Blurt dares, in the age of the Internet, to represent the ineffable auditory experience of music through words and photos, without any handy play buttons offering MP3 samples or video clips. The quarterly flips the traditional print-to-web formula — it is the new offspring of an existing website, Blurt-Online.com — and eschews top 40 pop hits in favor of the “indie”-prefixed genres. If those weren’t warning signs enough, founder Scott Crawford’s last print music magazine, Harp, folded in 2008.
These red flags suggest a novel challenge, to which Blurt’s response is surprisingly traditional.

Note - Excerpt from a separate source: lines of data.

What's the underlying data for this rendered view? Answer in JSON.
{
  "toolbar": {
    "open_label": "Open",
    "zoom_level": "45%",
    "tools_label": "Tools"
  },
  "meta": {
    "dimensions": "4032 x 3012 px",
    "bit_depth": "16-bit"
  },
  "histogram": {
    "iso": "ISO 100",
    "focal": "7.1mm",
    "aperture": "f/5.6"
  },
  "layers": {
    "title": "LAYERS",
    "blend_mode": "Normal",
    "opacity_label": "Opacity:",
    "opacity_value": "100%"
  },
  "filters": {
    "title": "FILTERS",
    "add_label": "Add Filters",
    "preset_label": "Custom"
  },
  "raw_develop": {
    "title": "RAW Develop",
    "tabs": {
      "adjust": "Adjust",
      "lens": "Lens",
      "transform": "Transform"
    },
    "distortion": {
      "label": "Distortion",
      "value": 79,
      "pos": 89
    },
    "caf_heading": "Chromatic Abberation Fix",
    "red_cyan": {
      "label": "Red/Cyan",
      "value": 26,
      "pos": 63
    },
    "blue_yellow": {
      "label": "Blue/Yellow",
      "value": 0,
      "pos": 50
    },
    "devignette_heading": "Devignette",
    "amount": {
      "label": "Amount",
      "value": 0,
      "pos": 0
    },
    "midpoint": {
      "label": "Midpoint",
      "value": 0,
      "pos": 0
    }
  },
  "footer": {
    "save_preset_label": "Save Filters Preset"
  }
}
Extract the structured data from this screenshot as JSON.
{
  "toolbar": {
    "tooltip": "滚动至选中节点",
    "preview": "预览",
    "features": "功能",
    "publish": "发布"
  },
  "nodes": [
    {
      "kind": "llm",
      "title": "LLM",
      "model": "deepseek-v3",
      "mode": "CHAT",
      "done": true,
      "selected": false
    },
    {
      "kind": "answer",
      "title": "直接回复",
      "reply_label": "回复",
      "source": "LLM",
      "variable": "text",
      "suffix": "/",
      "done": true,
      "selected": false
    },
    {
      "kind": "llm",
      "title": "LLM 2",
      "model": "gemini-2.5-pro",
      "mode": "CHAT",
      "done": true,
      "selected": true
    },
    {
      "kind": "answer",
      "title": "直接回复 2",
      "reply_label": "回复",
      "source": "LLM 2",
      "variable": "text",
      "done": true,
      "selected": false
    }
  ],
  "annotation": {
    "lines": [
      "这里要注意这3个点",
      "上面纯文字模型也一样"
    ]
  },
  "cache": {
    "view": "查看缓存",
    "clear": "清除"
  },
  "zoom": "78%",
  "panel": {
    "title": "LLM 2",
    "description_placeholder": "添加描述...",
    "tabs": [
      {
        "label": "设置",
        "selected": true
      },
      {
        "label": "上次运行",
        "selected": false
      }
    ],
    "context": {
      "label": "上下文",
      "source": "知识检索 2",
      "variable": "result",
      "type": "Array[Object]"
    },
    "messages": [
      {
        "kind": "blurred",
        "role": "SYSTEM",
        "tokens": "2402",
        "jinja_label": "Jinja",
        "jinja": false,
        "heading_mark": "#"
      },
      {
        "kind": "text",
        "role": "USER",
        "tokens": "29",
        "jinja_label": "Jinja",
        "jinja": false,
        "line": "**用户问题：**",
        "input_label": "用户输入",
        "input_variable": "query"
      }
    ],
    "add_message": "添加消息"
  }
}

The magazine’s spirit (and most of its word count) is devoted to good old-fashioned music journalism, with intimate articles on rising artists and vivid curatorial music reviews that would seem right at home on the pages of Rolling Stone, were the artists less obscure. The writing is perceptive and often beautiful; a reviewer in the winter 2009 issue remarks that the electronic group Fuck Buttons’ newest album, Tarot Sport, “was gulped down by the press with a wince and a lemon slice; it had harsh waves of treble, oily swamp-hiccups of bass. … It is quite nearly the inverse of the former album, with the same shape, the same cracked teeth percussion … and the same cawing jungles of multilayered synth, but everything now bright as a body turned inside out, bleeding colour.” With descriptions like that, who needs streaming audio?
Features and interviews round out the content, providing indie music junkies — those who subsist on albums by Heartless Bastards, Of Montreal, Grizzly Bear, Deerhoof, My Morning Jacket, Lykki Li, Conor Oberst and TV on the Radio — with a feast of information that blurs the lines between the obscure, fascinating and trivial (e.g., did you know a groupie once stole Kings of Leon vocalist-guitarist Caleb Followill’s $1,200 jacket?).
But Blurt, for all its wordplay and insight, misses the mark when it comes to presentation. Many photos, including a centerfold spread of the Avett Brothers in the winter 2009 issue, are dimly lit and low-resolution. Some are even recycled from issue to issue. And writers of ransom letters may as well put down their scissors; Blurt’s text is often so tiny it has me reaching for the bifocals I don’t own and shouldn’t need.
In an interview with The Washington Post last year, founder Crawford explained that in order to limit overhead costs, the magazine is produced virtually, by staffers who e-mail each other from around the country and work out of their apartments. While such frugality is to be admired, it is no excuse for sloppy editing and poor photography, particularly at a time when print magazines must offer some added value beyond what online publications can provide. If Blurt is to graduate beyond the status of recycled web companion, it needs to push its production values up a notch.
To be fair, some sections of the magazine already have that needed gleam of professionalism. Chris Eichenseer’s photos from Lollapalooza 2009 are sassy and polished, skillfully framing musicians against the grass, trees and ambient sunlight. A clever fall fashion spread shot by Edward Smith shows various indie artists lounging in colorful vintage attire. Blurt would benefit greatly if such attention to aesthetics were more consistent throughout its pages.
Another area that is strong but could use more consistency is Blurt’s front section, which features short articles and columns. Inventive imaginings such as “Cover Songs We’d Like to See” (e.g., Alison Krauss and Robert Plant covering M.I.A.’s “Bamboo Banga”) and “What a Pair” (e.g., Quentin Tarantino directing a Katy Perry music video) are entertaining and show that Blurt writers know the industry well enough to lampoon it successfully. Articles like “Near-Life Experience,” in which a writer describes playing music for tips and working up to paid gigs in the online virtual world Second Life, offer an unusual perspective on the tactics aspiring rock stars must sometimes employ to get their names out. These pieces are all well executed but do not seem to fit into predictable slots at the magazine’s front. As Blurt matures, it would benefit from some regularity in this area, so that readers can grow attached to specific columns.
With a bit more consistency and attention to presentation, Blurt would be well positioned to stay in the print game. At its core, it is a solid, well-written magazine, with interviewers who ask the right questions and writers who find the right words to translate the verve of music into prose.